If you’re not using Analytics on your website, chances are your excuse is that it’s too daunting to wade into all that data. (It can’t be because of cost – Google Analytics is free and it’s sufficient for most small businesses.)
Analytics doesn’t have to be daunting, though. There are a few simple metrics worth paying attention to as you get comfortable with the firehose of data that any good analytics package will try to drench you with.
Ignore all the other information as you get started, focus on these few metrics, and you’ll soon have a framework from which you can branch out into more sophisticated – and more useful – analytics data points.

Page Visits
This is perhaps the most basic of all website statistics: how many people visited my site this week/month/year? Page visits provide you a sense of how well you are getting the word out about the content on your site. In that regard, it’s a bit of a proxy metric for things like email marketing, social media, pay-per-click advertising and other efforts you might be using to drive traffic to your site.
It can also point to the value of the content you’re creating if you’re seeing increases in traffic that might be attributable to others sharing your content and promoting it on their own sites. (Getting into tracking results at that level is a bit more involved. Give us a call if you’re interested in learning more about how to do so.)
One important note: it’s no accident that I mentioned week, month, and year above rather than day. As useful as these basic metrics are on their own, their much more powerful if you use them to view results over time rather than snapshots in time. Are your page visits numbers growing? Do they spike regularly on certain days of the week? At certain times of the year? All can be helpful in determining what parts of your message are most effective.
Pages per Visit
Once you have a sense of how many people are visiting your site, you may want to take a look at how much of your site they’re looking at. Again, this is a metric that will be more useful when viewed in context rather than in isolation.
First bit of context is time. 2.58 pages per visit might be great or not so great. If you typically average 10 pages per visit – or 1 page …
Second, you might want to bring in a related metric: time per visit.

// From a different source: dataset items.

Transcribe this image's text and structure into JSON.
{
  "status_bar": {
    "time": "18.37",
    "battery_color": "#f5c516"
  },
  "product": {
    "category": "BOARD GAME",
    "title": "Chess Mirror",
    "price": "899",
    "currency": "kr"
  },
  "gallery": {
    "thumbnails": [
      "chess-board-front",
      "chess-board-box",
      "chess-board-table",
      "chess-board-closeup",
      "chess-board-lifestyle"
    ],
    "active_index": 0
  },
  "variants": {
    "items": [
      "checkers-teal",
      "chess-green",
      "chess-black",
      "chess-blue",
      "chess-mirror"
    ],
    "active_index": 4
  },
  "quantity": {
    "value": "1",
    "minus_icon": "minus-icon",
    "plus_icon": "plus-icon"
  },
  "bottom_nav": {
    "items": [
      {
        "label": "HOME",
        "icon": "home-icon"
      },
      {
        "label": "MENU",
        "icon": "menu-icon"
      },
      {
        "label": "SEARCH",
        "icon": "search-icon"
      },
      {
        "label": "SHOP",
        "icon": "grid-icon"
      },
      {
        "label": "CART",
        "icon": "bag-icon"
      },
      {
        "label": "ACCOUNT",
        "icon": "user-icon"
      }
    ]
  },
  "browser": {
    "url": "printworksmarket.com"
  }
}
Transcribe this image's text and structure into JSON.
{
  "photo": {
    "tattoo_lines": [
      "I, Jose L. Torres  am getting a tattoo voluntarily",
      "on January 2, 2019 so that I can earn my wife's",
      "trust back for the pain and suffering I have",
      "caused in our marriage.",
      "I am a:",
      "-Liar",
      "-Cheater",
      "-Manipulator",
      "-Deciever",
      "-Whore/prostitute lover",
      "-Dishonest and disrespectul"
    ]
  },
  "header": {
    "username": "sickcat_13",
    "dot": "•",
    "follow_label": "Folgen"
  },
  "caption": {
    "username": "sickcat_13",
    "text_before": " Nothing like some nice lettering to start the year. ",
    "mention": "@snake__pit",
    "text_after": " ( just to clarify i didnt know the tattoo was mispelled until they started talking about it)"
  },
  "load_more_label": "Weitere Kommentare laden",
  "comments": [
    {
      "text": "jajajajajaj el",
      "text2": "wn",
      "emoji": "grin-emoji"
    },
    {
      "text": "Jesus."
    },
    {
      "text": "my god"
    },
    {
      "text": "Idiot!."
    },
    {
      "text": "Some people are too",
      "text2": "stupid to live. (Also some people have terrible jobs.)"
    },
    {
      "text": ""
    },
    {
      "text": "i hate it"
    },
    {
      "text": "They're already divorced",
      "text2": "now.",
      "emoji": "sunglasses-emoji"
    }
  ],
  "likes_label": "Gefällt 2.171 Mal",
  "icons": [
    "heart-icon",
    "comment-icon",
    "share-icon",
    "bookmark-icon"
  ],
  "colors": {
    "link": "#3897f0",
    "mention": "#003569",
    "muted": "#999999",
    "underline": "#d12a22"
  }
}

As you gain more comfort with these two basic measures you can begin to think about factors like
- Traffic Acquisition
- Behavior Flow
- Engagement
- Conversion Goals
- Technical Factors
These will give you a much more complete picture of the health and effectiveness of your website, but at the cost of greater complexity. If that’s intimidating to you, start with the basics and you’ll be able to tackle the broader questions more quickly than you might expect.